5′ end–centered expression profiling using cap-analysis gene expression and next-generation sequencing

Journal name:
Nature Protocols
Year published:
Published online


Cap-analysis gene expression (CAGE) provides accurate high-throughput measurement of RNA expression. CAGE allows mapping of all the initiation sites of both capped coding and noncoding RNAs. In addition, transcriptional start sites within promoters are characterized at single-nucleotide resolution. The latter allows the regulatory inputs driving gene expression to be studied, which in turn enables the construction of transcriptional networks. Here we provide an optimized protocol for the construction of CAGE libraries on the basis of the preparation of 27-nt-long tags corresponding to initial bases at the 5′ ends of capped RNAs. We have optimized the methods using simple steps based on filtration, which altogether takes 4 d to complete. The CAGE tags can be readily sequenced with Illumina sequencers, and upon modification they are also amenable to sequencing using other platforms.

At a glance


  1. Workflow of CAGE library preparation.
    Figure 1: Workflow of CAGE library preparation.

    cDNA is reverse transcribed by reverse transcriptase using a random primer including the EcoP15I sequence (yellow) and polyadenylated and nonpolyadenylated RNA as template in Steps 1–4. Cap and 3′ ends are biotinylated, and after RNase digestion of nonhybridized single-stranded RNA (represented by scissors), 5′ complete cDNAs hybridized to biotinylated capped RNAs are captured by streptavidin-coated magnetic beads in Steps 5–22. The cDNA is next released from RNA and ligated to a 5′ linker including a bar-coded sequence (red) and EcoP15I sequence (yellow) in Steps 23–32. The double-strand 5′ linkers are then denatured at 94 °C to allow the biotin-modified second SOL primer to anneal to the single-stranded cDNA and prime second-strand cDNA synthesis in Steps 33–39. Subsequently, cDNA is digested with EcoP15I, which cleaves 27 bp inside the 5′ end of the cDNA in Steps 40–42. Next, a 3′ linker containing the 3′ Illumina primer sequence (purple) is ligated at the 3′ end in Steps 43 and 44. The 96-bp CAGE tags are amplified with the forward primer (green) and reverse primer, which are both compatible with the Illumina flow cell surface, in Steps 45–58. C, cap; B, biotin; SMB, streptavidin-coated magnetic beads.

  2. Strategies for eliminating noncapped biotinylated molecules.
    Figure 2: Strategies for eliminating noncapped biotinylated molecules.

    (a) In addition to the 5′ end of capped RNAs, biotinylation takes place also on the diol group at the 3′ end of capped RNAs and at the 3′ end of ribosomal/other uncapped RNAs, which must be subsequently eliminated to avoid contamination of 5′ complete cDNA. Careful usage of random primers has been instrumental in achieving this.
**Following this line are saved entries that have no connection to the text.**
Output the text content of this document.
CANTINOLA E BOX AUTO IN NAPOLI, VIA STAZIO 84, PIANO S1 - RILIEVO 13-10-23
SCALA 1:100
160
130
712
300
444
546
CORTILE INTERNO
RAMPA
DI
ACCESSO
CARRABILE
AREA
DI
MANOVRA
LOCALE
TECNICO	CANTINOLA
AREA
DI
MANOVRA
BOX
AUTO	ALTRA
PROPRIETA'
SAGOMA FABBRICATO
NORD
Blue strand indicates 5′ capped RNA and green strand indicates noncapped RNA. Pink strand includes random primer (with restriction enzyme site in yellow) and shows first-strand cDNA extension. Examples 1–6 show different potential random priming patterns. C, cap; B, biotin. (b) RNase I is used to cleave single-strand mismatched regions produced by cDNA synthesis using random primers. The two examples show different random priming patterns on 5′ capped RNA; the upper example (from example 1 in a) results in capture of 5′ complete cDNA, whereas the bottom example (from example 2 in a) shows incomplete cDNA that did not extend to the 5′ end. The incomplete cDNA is subsequently eliminated because of RNase I cleavage from the biotinylated cap. (c) Uncapped/incomplete cDNAs derived from primers that perfectly matched the 3′ end of the RNA and biotinylated at the 3′ end need to be eliminated from the library to reduce bias due to ribosomal RNA contamination. Infrequent cases of perfectly aligned random priming at the 3′ end would cause capture through the 3′ end biotin on ribosomal RNA. However, long random primers (N15; pink) leave mismatches that are cleaved by RNase I treatment, as described in b. Heating to 65 °C after RNase treatment releases the biotin at the 3′ end from the cDNA/RNA hybrid, which is then washed out at the cap-trapping step. (d) Removal of ribosomal cDNA sequence tags by RNase treatment and heating at 65 °C. In a previous protocol that used the GS20/GSFLX sequencer (454 Life Sciences)39, ribosomal CAGE tags represented ~30% of the tags without treatment at 65 °C (n = 6). Other samples were incubated at 65 °C for 5 min, resulting in a ribosomal RNA decrease to 5.41% (n = 6). Error bars indicate s.d. of experiments. A third sample, by using the protocol presented here for the Illumina sequencing instruments, shows further decreased ribosomal RNAs. Other RNAs include RNA sequences mappable to the genome (60–89%) or unmapped RNA-derived sequences.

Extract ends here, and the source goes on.